NASA Chief Financial officer Beth Robinson reported today that NASA’s “outyear” budget projections assume no growth – a reasonable assumption. Nevertheless, advocates for various favorite programs will blitz Capitol Hill demanding more….
Today NASA also made public its new strategic plan, driven by this “vision”: “To reach new heights and reveal the unknown so that what we do and learn will benefit all humankind.” Not bad, especially compared to the air-puffed visions generated by some previous agency administrations.
NASA’s FY 2012 request includes about $1.8 billion for Earth science – including climate change research, no doubt of benefit to all humankind.

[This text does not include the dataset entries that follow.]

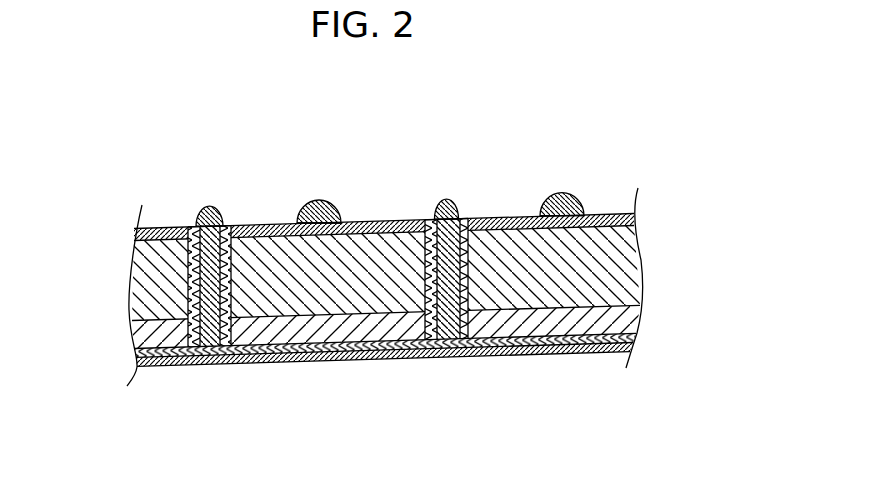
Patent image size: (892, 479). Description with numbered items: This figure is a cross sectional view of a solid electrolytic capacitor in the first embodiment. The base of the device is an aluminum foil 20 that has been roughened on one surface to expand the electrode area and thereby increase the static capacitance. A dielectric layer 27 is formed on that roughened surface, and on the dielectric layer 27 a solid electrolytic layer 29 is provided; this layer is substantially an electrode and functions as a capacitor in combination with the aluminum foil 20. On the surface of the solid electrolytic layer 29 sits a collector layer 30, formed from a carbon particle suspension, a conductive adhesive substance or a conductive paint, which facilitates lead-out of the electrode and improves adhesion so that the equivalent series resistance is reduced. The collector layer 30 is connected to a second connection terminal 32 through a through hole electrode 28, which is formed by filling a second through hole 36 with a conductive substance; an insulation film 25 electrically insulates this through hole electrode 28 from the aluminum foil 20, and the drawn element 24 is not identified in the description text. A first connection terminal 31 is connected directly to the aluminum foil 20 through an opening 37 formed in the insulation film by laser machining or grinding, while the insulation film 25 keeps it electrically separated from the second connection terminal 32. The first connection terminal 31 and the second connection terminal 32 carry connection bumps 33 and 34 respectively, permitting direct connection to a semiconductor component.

The aluminum foil 20 is at (617, 248).
The via conductor 24 is at (235, 337).
The insulation film 25 is at (423, 220).
The dielectric layer 27 is at (640, 307).
The through hole electrode 28 is at (212, 340).
The solid electrolytic layer 29 is at (633, 338).
The collector layer 30 is at (367, 360).
The first connection terminal 31 is at (298, 222).
The second connection terminal 32 is at (197, 225).
The connection bump 33 is at (313, 205).
The connection bump 34 is at (206, 212).
The second through hole 36 is at (220, 325).
The opening 37 is at (343, 227).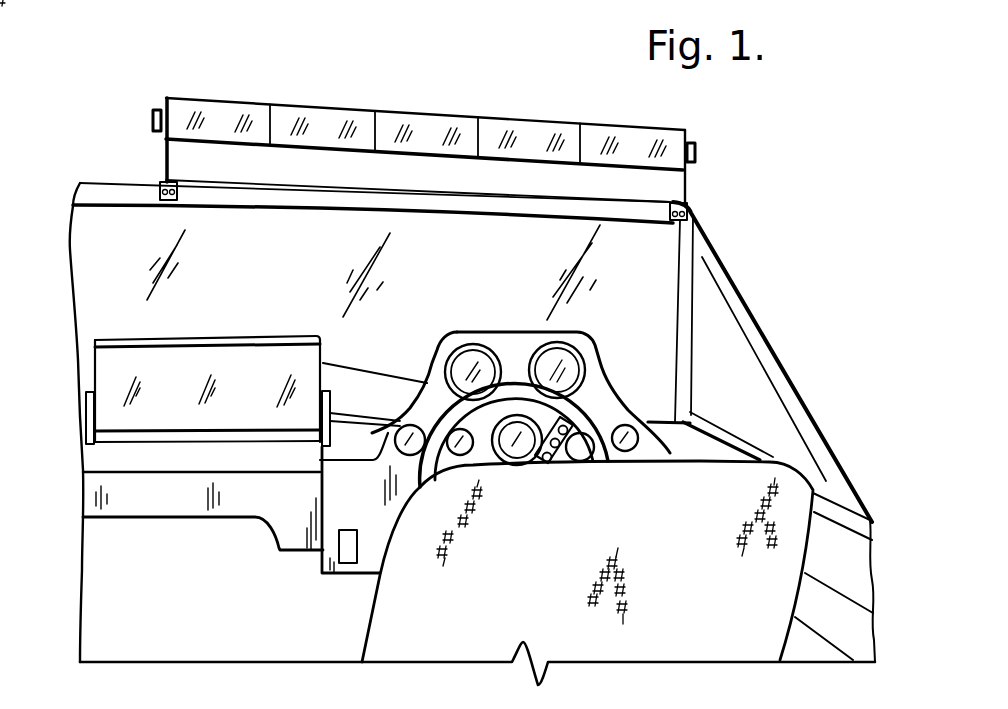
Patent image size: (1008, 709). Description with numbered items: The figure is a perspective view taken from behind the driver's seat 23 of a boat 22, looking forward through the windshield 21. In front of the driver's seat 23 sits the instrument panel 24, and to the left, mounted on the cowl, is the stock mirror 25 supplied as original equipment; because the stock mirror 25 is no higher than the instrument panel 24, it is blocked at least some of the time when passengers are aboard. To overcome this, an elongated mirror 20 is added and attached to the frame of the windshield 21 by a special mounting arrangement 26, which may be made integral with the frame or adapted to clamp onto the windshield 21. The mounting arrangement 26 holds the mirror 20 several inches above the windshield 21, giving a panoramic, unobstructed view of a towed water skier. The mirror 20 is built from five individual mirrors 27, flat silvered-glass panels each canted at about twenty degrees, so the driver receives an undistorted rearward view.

The mirror 20 is at (432, 112).
The windshield 21 is at (72, 238).
The boat 22 is at (780, 290).
The driver's seat 23 is at (820, 486).
The instrument panel 24 is at (470, 332).
The stock mirror 25 is at (274, 336).
The mounting arrangement 26 is at (160, 160).
The individual mirrors 27 is at (283, 112).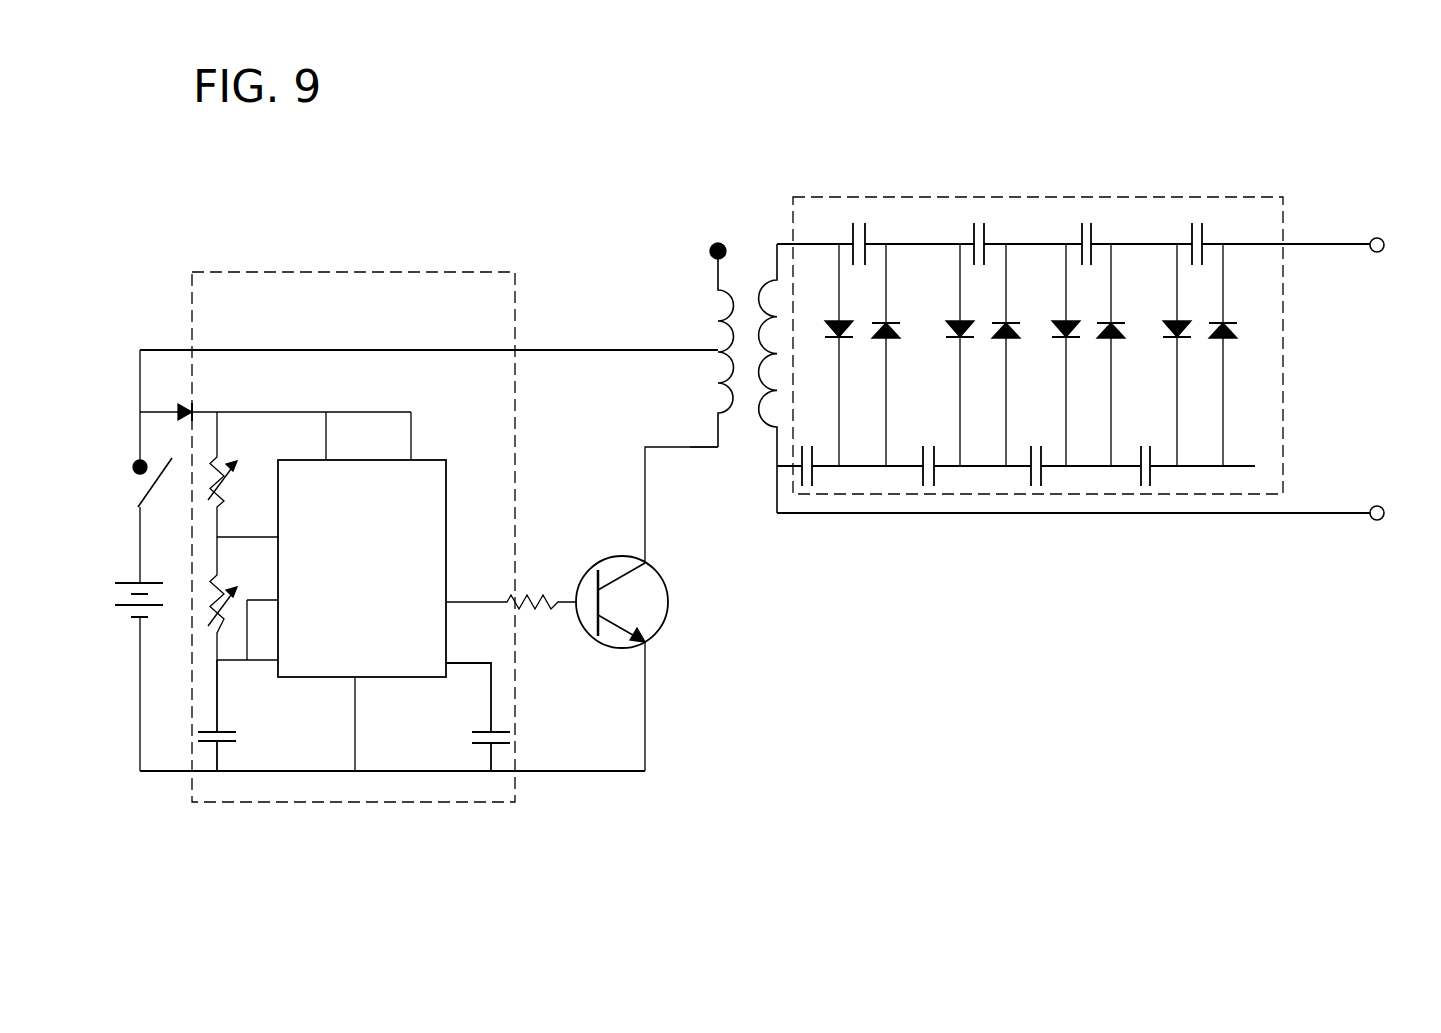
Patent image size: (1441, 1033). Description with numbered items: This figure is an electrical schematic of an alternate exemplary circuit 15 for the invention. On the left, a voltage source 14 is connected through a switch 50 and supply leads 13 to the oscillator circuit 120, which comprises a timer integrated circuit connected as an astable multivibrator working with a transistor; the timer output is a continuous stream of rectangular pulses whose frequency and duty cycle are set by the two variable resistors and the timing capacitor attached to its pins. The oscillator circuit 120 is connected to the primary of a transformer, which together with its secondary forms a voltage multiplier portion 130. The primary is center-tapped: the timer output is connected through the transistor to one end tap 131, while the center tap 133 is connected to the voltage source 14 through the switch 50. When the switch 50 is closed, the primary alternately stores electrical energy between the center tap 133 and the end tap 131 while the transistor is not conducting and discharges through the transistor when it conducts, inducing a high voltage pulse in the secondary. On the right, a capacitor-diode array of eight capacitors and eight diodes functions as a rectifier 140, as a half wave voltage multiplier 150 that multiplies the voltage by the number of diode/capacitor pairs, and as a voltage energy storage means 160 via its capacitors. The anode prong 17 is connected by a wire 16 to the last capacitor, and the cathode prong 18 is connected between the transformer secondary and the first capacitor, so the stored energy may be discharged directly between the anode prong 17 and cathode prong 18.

The high voltage power supply circuit 15 is at (674, 111).
The battery leads 13 is at (175, 349).
The voltage source 14 is at (129, 610).
The switch 50 is at (139, 483).
The oscillator circuit 120 is at (372, 272).
The voltage multiplier portion 130 is at (742, 243).
The end tap 131 is at (718, 447).
The center tap 133 is at (718, 350).
The rectifier 140 is at (905, 197).
The half wave voltage multiplier 150 is at (1040, 197).
The voltage energy storage means 160 is at (1165, 197).
The wire 16 is at (1358, 244).
The anode prong 17 is at (1384, 240).
The cathode prong 18 is at (1382, 520).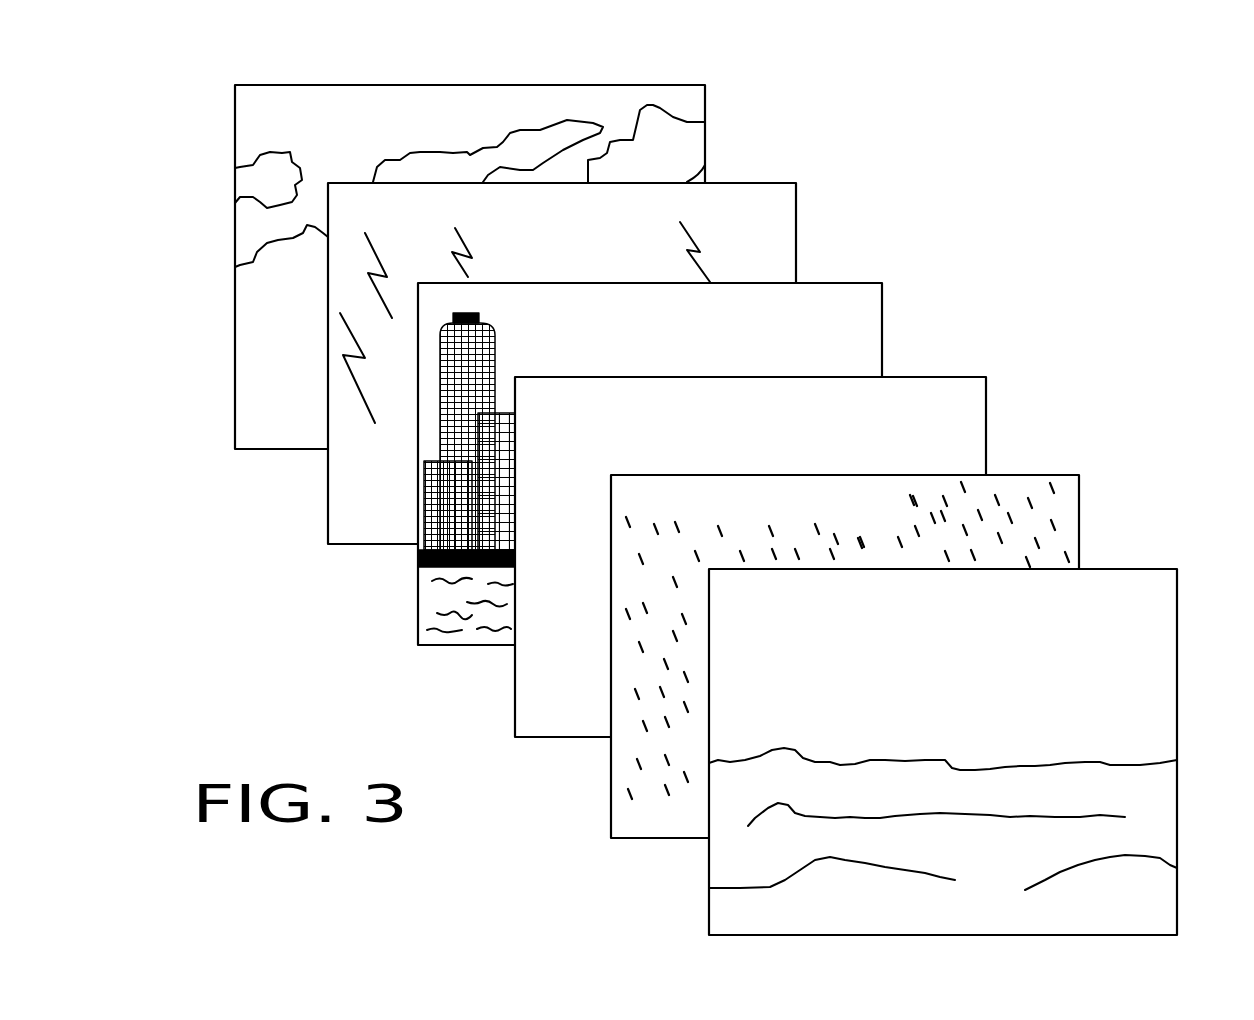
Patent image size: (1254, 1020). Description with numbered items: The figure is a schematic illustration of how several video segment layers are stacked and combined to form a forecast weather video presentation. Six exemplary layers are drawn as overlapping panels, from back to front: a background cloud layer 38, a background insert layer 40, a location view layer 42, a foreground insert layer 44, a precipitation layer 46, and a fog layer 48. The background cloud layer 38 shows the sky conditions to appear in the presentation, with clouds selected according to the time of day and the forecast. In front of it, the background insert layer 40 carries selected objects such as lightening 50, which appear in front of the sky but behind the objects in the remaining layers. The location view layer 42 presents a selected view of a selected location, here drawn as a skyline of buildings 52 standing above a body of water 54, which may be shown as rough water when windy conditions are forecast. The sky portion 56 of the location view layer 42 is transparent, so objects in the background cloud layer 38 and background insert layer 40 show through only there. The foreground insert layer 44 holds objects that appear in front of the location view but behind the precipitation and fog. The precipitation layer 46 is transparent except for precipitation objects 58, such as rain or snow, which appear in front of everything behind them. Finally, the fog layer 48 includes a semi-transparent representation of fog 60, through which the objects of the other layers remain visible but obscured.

The background cloud layer 38 is at (707, 103).
The background insert layer 40 is at (531, 363).
The location view layer 42 is at (620, 455).
The foreground insert layer 44 is at (988, 415).
The precipitation layer 46 is at (891, 654).
The fog layer 48 is at (976, 752).
The lightening 50 is at (352, 392).
The building location image 52 is at (425, 478).
The body of water 54 is at (422, 594).
The sky portion 56 is at (848, 337).
The precipitation objects 58 is at (1068, 557).
The fog 60 is at (1157, 815).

It also includes $1.8 billion for work on a new heavy-lift launch vehicle – needed only for still-unaffordable human missions beyond Earth orbit – of debatable benefit to all humankind. I’d like to note that this amount is just for the coming fiscal year. Who knows how long it will take and how much it will cost and how many redesigns it will take to produce such a vehicle, while the White House, Congress, NASA, and would-be heavy-lift builders argue and haggle? (If one looks to the history of the Space Shuttle or International Space Station program for insight, the outlook is disturbing.)
Given the brief outburst of public discourse, following the attempted assassination of Rep. Gabrielle Giffords (D-AZ), over the need for civility in political wheeling and dealing, I’d like to think that this year’s haggling over NASA’s human space flight plans will be more more reasonable and productive than last year’s ugly and prolonged food fight. While some of those involved in private negotiations last year have claimed their exchanges were civil, the public discourse that I observed was nasty.
I’m more realist than romantic, though, and I’m afraid we’ll be watching reruns this spring.